On 05. June 2015 at 14:15 in Physicums aud A106 will defend Hannes Keernik his doctoral theses "Estimating methods and variability of atmospheric humidity over the Baltic Region and the Arctic".
Dr Hanno Ohvril, University of Tartu, Institute of Physics
Dr Erko Jakobson, University of Tartu, Institute of Physics / Tartu Observatory
Prof Sirje Keevallik (Tallinn University of Technology)
Dr Irina Melnikova (University of St. Petersburg, Russian Federation)

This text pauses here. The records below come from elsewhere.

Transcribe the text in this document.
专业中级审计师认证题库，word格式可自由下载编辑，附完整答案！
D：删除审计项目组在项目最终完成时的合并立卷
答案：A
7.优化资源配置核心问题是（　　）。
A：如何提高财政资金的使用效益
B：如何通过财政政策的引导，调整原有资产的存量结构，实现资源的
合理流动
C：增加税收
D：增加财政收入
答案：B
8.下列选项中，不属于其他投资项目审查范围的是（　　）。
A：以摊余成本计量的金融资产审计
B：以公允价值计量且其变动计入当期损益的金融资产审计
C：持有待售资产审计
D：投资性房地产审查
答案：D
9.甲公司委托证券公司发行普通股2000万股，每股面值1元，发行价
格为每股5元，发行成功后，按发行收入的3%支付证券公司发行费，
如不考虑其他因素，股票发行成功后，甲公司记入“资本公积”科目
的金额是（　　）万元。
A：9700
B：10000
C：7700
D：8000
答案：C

Water vapour provides the largest greenhouse effect on the Earth’s climate. Its distribution influences precipitation, clouds, chemical reactions, incoming solar radiation, outgoing heat, etc. In current meteorological practice, a significant challenge in measurements is related to estimation of its spatial and temporal distribution. However, despite of several estimation techniques for column water vapour amount or simply, precipitable water (PW), no method or model is yet identified as the most accurate or the reference one. This drives a necessity to continuously perform intercomparisons, which help to evaluate strengths and weaknesses, accuracy and biases of different methods.
The aims of the thesis are to investigate long-term variability and trends in vertical humidity profiles in Estonia and Finland since 1980s, describe diurnal cycle of PW in the Baltic Region at summer, estimate the accuracy of different PW methods available in Estonia, and validate global reanalyses humidity profiles for the lowermost Arctic’s atmosphere.
It is revealed that troposphere above Estonia and Finland has become warmer at all altitudes up to 7 km and more moist below the altitude of 2 km. The diurnal cycle of PW depends on whether the area of investigation is located above the Baltic Sea and larger lakes, or above the land. Humidity content above the water reaches a peak and decreases to the minimum at midnight and late evening, respectively. Above the land the peak is reached in the evening and the minimum is detected in the morning. The study suggests that besides radiosonde, as a traditional meteorological tool, the most reliable PW estimation can be made by GPS.